Car Crashes: A Source of PTSD in Children

You have probably heard about post traumatic stress disorder affecting veterans who have served in war, but did you realize that children can also suffer from PTSD? After a serious car crash, it’s quite common for the vehicle’s occupants to be shaken. However, adults are better equipped to deal with the aftermath of a collision than children. To a child’s perspective, screeching tires, followed by a loud crash can be scary. Afterwards, their torment can grow as emergency responders come rushing in to assist the victims, using loud sirens, flashing lights, with images of broken glass, and the unfamiliar smell of deployed airbags. It is a lot for children to take in, and sometimes the experience can be overwhelming, especially if they themselves or a loved one are hurt in the car accident. As a consequence, they can develop PTSD.

Symptoms of PTSD in Children

You should be familiar with the symptoms of PTSD in children so you can recognize early warning signs before they become unmanageable problems. PTSD is a mental response to a traumatic event, where their brains overreact to perceived threats that remind them of the accident.
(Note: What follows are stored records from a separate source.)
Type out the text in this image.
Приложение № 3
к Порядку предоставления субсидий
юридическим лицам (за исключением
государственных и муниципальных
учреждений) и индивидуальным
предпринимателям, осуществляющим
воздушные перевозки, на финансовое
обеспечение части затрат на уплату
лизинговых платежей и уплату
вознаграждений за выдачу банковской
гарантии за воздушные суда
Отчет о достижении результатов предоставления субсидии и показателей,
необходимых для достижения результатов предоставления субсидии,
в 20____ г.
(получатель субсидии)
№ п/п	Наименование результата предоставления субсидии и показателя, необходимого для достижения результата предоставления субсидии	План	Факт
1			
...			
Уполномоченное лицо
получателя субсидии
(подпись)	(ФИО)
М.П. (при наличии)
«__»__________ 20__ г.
Depending on your child’s age and maturity, the symptoms of PTSD can vary greatly. However, young children tend to be affected the most.

You may notice young children expressing a greater fear of the dark, frequent nightmares, or even anxiousness at being left alone. Some children begin to wet the bed again. They may not want to get in the car when it is time to leave, and they may have more mood swings or outbursts of anger. Older children may start to struggle in school, exhibit signs of depression, or become more anxious in general. In some cases, the child may decide they do not want to drive when they reach the appropriate age, and act uncomfortable every time they are riding in a vehicle.

Treatment Options

If you suspect your child is suffering from PTSD, it is important that you seek help immediately. The sooner this condition is treated, the more likely they are to fully recover, and experts have developed incredibly effective treatment plans to help children overcome this disorder.

Regardless of their age, several different methods can be used to treat PTSD that range from discussing the accident with a therapist to taking medications. Young children may benefit from a treatment option called Play Therapy. A professional therapist who specializes in early child development will use games, drawings, and other fun things to help the child develop a new understanding of the accident. The goal is to guide the child towards better thoughts and help them cope with the negative experience.

Older children are much more likely to benefit from open discussions with a therapist who can help them deal with their anguish. Traumatic events, like a serious car collision, can evoke a natural response deep in the brain, and children tend to have quicker results when they hear a trusted third-party explain the situation.